Whoever receives, conceals or retains the same with intent to convert it to his use or gain, knowing it to have been embezzled, stolen, purloined, or converted

Shall be fined not more than $10,000 or imprisoned not more than ten years, or both; but if the value of such property does not exceed the sum of $100, he shall be fined not more than $1000 or imprisoned not more than one year, or both....

Id. (emphasis added).

[2] 18 U.S.C. § 649 reads, in relevant part:

Whoever having money of the United States in his possession or under his control, fails to deposit it with the Treasurer or some public depository of the United States, when required so to do by the Secretary of the Treasury or the head of any other proper department or agency or by the General Accounting Office, is guilty of embezzlement, and shall be fined in a sum equal to the amount of money embezzled or imprisoned not more than ten years, or both; but if the amount embezzled is $100 or less, he shall be fined not more than $1000 or imprisoned not more than one year, or both.

Id. (emphasis added).

[3] 19 C.F.R. §§ 111.21-111.30 (1992) discuss the record keeping procedures which customs brokers must follow.

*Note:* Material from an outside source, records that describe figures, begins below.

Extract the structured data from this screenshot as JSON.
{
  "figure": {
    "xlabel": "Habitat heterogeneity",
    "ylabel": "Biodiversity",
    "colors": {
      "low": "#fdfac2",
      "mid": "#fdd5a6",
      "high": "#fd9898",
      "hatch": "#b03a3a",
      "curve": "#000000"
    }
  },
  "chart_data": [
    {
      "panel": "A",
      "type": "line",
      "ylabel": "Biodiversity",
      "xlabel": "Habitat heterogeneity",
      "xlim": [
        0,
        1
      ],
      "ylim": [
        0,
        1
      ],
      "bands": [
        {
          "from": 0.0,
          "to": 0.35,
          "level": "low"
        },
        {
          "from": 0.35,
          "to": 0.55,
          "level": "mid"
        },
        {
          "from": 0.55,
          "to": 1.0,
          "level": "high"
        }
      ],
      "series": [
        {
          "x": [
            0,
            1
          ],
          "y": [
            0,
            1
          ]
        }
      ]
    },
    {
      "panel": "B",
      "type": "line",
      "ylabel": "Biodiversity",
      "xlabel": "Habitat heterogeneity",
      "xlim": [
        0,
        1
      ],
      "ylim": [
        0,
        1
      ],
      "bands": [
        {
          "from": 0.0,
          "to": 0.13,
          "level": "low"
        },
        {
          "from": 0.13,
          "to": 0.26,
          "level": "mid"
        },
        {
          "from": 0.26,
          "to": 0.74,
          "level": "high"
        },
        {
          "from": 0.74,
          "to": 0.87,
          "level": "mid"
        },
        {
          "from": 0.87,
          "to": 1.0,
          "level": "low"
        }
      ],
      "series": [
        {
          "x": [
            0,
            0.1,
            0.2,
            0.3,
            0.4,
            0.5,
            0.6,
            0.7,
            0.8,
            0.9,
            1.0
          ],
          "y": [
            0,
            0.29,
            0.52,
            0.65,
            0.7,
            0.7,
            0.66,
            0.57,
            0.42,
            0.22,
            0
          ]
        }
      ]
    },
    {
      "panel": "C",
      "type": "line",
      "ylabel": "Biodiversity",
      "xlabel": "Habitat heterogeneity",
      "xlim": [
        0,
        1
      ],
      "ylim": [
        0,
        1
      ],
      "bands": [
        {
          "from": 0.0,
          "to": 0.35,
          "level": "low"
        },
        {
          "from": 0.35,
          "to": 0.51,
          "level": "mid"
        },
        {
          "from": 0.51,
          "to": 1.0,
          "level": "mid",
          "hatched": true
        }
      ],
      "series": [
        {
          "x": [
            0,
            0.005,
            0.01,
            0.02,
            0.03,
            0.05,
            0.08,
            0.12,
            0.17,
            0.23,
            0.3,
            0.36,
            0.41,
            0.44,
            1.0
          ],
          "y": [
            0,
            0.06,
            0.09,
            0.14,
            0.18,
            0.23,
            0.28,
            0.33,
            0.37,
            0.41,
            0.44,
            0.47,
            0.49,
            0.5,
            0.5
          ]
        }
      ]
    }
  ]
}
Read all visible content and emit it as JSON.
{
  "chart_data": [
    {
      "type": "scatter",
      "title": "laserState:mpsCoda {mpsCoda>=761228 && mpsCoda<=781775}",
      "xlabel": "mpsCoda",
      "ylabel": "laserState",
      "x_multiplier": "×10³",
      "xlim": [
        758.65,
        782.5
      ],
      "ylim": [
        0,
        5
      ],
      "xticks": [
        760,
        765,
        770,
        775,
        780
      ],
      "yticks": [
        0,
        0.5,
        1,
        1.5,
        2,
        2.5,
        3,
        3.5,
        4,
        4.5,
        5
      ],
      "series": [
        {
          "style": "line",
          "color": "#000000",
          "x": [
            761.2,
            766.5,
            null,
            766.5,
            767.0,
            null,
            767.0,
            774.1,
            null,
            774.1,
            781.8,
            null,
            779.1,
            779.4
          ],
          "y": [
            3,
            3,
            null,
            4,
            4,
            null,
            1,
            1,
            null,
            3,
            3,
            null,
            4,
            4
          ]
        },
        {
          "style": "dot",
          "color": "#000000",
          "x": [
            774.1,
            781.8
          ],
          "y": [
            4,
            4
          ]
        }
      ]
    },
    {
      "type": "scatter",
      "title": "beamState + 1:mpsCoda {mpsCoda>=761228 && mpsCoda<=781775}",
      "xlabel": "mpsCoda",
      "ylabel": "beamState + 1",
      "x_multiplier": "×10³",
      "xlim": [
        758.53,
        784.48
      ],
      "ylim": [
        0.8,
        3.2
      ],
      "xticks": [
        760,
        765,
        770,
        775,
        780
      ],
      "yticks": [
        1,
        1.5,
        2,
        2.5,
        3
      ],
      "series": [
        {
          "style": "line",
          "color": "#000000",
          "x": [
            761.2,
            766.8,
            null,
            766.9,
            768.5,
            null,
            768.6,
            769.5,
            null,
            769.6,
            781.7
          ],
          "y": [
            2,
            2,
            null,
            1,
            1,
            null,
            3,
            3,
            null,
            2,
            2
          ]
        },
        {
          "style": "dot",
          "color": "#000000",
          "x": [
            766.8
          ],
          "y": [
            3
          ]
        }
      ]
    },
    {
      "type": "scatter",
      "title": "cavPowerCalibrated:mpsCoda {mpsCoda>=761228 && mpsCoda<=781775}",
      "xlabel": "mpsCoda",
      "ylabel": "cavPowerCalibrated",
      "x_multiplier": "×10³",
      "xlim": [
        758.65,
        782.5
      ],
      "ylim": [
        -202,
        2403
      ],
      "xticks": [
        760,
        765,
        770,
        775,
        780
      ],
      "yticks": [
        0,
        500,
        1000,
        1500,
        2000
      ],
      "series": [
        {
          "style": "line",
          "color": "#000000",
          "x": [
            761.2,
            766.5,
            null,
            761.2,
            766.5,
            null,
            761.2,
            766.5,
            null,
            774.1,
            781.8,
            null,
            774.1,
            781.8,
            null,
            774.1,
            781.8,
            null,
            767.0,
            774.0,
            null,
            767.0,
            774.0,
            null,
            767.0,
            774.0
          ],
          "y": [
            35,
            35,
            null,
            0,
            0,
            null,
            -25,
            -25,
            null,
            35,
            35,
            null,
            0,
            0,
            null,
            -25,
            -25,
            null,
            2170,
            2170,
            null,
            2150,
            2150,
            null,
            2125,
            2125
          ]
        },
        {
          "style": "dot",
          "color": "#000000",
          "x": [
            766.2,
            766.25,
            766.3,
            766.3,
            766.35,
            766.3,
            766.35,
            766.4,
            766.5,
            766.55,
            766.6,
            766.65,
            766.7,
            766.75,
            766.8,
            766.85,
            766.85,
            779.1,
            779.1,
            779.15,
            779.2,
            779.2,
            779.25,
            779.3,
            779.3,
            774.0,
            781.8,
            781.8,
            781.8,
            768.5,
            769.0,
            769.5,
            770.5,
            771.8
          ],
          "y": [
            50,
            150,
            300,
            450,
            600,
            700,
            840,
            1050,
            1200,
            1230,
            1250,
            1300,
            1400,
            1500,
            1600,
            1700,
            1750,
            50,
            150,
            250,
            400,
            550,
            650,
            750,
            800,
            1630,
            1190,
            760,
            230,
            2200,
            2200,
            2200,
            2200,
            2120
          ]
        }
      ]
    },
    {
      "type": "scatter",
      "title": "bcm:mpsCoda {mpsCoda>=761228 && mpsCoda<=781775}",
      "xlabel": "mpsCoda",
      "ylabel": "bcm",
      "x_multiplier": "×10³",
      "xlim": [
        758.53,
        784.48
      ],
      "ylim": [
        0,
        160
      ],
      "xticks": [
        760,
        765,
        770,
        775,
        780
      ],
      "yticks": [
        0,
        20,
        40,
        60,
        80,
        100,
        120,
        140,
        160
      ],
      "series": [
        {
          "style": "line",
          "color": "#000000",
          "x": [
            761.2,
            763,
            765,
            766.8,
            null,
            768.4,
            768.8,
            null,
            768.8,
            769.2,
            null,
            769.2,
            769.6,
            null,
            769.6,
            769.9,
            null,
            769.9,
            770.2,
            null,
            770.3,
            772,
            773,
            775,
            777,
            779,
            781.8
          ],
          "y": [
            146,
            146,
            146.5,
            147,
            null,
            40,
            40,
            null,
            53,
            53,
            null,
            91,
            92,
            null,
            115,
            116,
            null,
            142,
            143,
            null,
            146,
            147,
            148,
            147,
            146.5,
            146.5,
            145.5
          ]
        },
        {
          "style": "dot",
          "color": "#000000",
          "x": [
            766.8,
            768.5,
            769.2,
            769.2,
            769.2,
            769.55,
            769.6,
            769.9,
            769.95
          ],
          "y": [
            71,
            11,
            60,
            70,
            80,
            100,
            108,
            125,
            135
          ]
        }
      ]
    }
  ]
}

Not only must specific information be provided pursuant to these regulations, but a standard format for recording financial transactions is prescribed in 19 C.F.R. § 111.22(d). The regulations also require that the customs broker make the records available to the Customs Service for examination. Records shall be available, 19 C.F.R. § 111.25.

[4] 19 C.F.R. § 111.29(a) (1992) prescribes, in pertinent part, that

[e]ach broker shall exercise due diligence in making financial settlements, in answering correspondence, and in preparing or assisting in the preparation and filing of records relating to any customs business matter handled by him as a broker. Payment of duty, tax, or other debt or obligation owing to the Government for which the broker is responsible, or for which the broker has received payment from a client, shall be made to the Government on or before the date that payment is due. Payments received by a broker from a client after the due date shall be transmitted to the Government within 5 working days from receipt by the broker....

[5] 19 C.F.R. § 111.29(a) reads, in relevant part:

[e]ach broker shall provide a written statement to a client accounting for funds received for the client from the Government, or received from a client in excess of the Governmental or other charges properly payable as part of the client's customs business, within 60 days of receipt. No written statement is required if there is actual payment by a broker of such funds.

[6] The regulations set forth several grounds upon which a suspension or revocation of a license may be based, including conviction of a felony or misdemeanor relating to or arising from the conducting of customs business, theft, larceny, embezzlement, or fraudulent conversions, and violation of laws enforced by Customs. Grounds for suspension or revocation of license or permit or monetary penalty in lieu thereof, 19 C.F.R. § 111.53 (1992).

[7] E.D.Mich. LR 247.1(b) reads, "Pretrial motions shall be filed within the time specified in the standing order of discovery and inspection and fixing motion cut-off date in criminal cases unless modified by order of the District Judge."

[8] Benefield demonstrates the error of Klingler's assertion that there have been no cases involving funds which did not originate with the Government, but which were enroute thereto. See also U.S. v. Jackson, 759 F.2d 342 (4th Cir.1985), cert. denied, 474 U.S. 924, 106 S. Ct. 259, 88 L. Ed. 2d 265.

[9] Despite the split in the circuits over the scope of 18 U.S.C. § 649, there is a consensus among the circuits that checks made payable to the Government fall within the purview of 18 U.S.C. § 641. U.S. v. Jackson, 759 F.2d 342 (4th Cir. 1985), cert. denied, 474 U.S. 924, 106 S. Ct. 259, 88 L. Ed. 2d 265 (1985); U.S. v. Fernando, 745 F.2d 1328 (10th Cir.1984).